Panoptic segmentation is a scene understanding problem that combines the prediction from both instance and semantic segmentation into a general unified output. This project implements a location-based panoptic segmentation model, modifying the state-of-the-art EfficientPS architecture by using SOLOv2 as the instance segmentation head instead of a Mask-RCNN.
- Linux
- Python 3.7
- PyTorch 1.7
- CUDA 10.2
- GCC 7 or 8
Install the following frameworks
- EfficientNet-Pytorch for the backbone
- detectron2 for the instance head
- In-Place Activated BatchNorm
- COCO 2018 Panoptic Segmentation Task API (Beta version) to compute panoptic quality metric
- Install Albumentation
pip install -U albumentations
- Install Pytorch lighting
pip install pytorch-lightning
- Install Inplace batchnorm
pip install inplace-abn
- Install EfficientNet Pytorch
pip install efficientnet_pytorch
- Install Detecron 2 dependencies
python -m pip install 'git+https://github.com/facebookresearch/detectron2.git'
- Install Panoptic api
pip install git+https://github.com/cocodataset/panopticapi.git
Install the dependencies by running
pip install pycocotools
pip install numpy
pip install scipy
pip install torch==1.5.1 torchvision==0.6.1
pip install mmcv
- Download the GtFine and leftimg8bit files of the Cityscapes dataset from https://www.cityscapes-dataset.com/ and unzip the
leftImg8bit_trainvaltest.zip
andgtFine_trainvaltest.zip
intodata/cityscapes
- The dataset needs to be converted into coco format using the conversion tool in mmdetection:
- Clone the repository using
git clone https://github.com/open-mmlab/mmdetection.git
- Enter the repository using
cd mmdetection
- Install cityscapescripts using
pip install cityscapesscripts
- Run the script as
python tools/dataset_converters/cityscapes.py \
data/cityscapes/ \
--nproc 8 \
--out-dir data/cityscapes/annotations
- Create the panoptic images json file:
- Clone the repository using
git clone https://github.com/mcordts/cityscapesScripts.git
- Install it using
pip install git+https://github.com/mcordts/cityscapesScripts.git
- Run the script using
python cityscapesScripts/cityscapesscripts/preparation/createPanopticImgs.py
Now the folder structure for the dataset should look as follows:
EfficientPS
└── data
└── cityscapes
├── annotations
├── train
├── cityscapes_panoptic_val.json
└── val
- Go into the SOLOv2 folder using
cd SOLOv2
- Modify
config.yaml
to change the paths - Run
python setup.py develop
- Run
train.py
- Go into the SOLOv2 folder using
cd ..
andcd EfficientPS
- Run
train_net.py
- Go into the SOLOv2 folder using
cd SOLOv2
- Run
python eval.py
. This will save the SOLOv2 masks inEfficientPS/solo_outputs
- Now go into the EfficientPS folder using
cd ..
andcd EfficientPS
- Run the combined evaluation using
python solo_fusion.py
The results will be saved in EfficientPS/Outputs
The original EfficientPS paper: here
Code from the authors of EfficientPS: here
Early research explored various techniques for Instance segmentation and Semantic segmentation separately. Initial panoptic segmentation methods heuristically combine predictions from state-of-the-art instance segmentation network and semantic segmentation network in a post-processing step. However, they suffered from large computational overhead, redundancy in learning and discrepancy between the predictions of each network.

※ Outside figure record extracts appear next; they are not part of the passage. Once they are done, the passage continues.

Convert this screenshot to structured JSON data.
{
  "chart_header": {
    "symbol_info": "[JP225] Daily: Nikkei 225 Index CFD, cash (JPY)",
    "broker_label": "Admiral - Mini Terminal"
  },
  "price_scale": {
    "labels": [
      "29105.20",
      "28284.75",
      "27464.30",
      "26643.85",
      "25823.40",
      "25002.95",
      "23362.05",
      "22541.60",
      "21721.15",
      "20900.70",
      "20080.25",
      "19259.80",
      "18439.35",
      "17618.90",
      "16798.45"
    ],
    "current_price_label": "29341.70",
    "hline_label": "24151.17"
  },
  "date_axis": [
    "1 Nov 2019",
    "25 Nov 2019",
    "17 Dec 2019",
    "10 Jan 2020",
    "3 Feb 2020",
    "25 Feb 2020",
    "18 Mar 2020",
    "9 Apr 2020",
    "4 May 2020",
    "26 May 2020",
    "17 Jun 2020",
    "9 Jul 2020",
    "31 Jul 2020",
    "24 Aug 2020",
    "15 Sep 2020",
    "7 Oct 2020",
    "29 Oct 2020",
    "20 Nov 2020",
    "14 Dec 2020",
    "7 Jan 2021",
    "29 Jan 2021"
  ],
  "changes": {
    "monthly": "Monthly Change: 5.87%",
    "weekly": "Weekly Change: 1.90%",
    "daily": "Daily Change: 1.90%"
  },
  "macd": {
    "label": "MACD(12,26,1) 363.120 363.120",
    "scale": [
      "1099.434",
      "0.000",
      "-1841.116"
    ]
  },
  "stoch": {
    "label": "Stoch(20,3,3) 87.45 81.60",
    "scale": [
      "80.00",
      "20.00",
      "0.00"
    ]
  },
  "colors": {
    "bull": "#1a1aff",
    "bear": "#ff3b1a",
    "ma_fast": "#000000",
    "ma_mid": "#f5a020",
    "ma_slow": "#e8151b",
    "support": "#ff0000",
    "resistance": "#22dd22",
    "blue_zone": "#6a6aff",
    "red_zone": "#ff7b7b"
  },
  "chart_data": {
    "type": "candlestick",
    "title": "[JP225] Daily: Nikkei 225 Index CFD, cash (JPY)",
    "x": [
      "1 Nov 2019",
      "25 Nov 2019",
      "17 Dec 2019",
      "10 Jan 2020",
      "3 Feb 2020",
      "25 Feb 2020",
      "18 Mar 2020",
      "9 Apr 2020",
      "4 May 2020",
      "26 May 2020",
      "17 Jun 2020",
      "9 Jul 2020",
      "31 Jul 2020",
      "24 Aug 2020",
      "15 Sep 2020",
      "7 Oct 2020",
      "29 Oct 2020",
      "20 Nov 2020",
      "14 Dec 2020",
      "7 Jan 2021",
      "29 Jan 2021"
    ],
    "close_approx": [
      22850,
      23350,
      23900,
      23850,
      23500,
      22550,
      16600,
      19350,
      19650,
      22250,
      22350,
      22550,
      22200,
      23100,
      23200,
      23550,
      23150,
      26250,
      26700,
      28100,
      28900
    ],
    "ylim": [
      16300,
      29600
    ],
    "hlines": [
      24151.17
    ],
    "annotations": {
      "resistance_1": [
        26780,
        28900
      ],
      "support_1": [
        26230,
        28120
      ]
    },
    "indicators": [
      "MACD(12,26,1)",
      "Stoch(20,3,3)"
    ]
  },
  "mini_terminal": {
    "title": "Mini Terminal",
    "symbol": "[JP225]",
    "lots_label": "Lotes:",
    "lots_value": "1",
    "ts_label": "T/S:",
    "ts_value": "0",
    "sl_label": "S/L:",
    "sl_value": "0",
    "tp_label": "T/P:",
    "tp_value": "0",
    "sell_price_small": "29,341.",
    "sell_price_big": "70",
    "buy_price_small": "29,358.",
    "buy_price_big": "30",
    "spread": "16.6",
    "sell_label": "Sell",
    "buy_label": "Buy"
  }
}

Recent works implemented top-down manner with shared components or in a bottom-up manner sequentially. This again did not utilize component sharing and suffered from low computational efficiency, slow runtimes and subpar results.
EfficientPS:
- Shared backbone: EfficientNet
- Feature aligning semantic head, modified Mask R-CNN
- Panoptic fusion module: dynamic fusion of logits based on mask confidences
- Jointly optimized end-to-end, Depth-wise separable conv, Leaky ReLU
- 2 way FPN : semantically rich multiscale features
We replace the Mask-RCNN architecture from the instance head with a SOLOv2 architecture in order to improve the instance segmentation of the EfficientPS model.
The Mask-RCNN losses now will be replaced by SOLOv2’s Focal Loss for semantic category classification and DiceLoss for mask prediction.
This approach of using a location-based instance segmentation for panoptic segmentation will improve upon the performance metrics.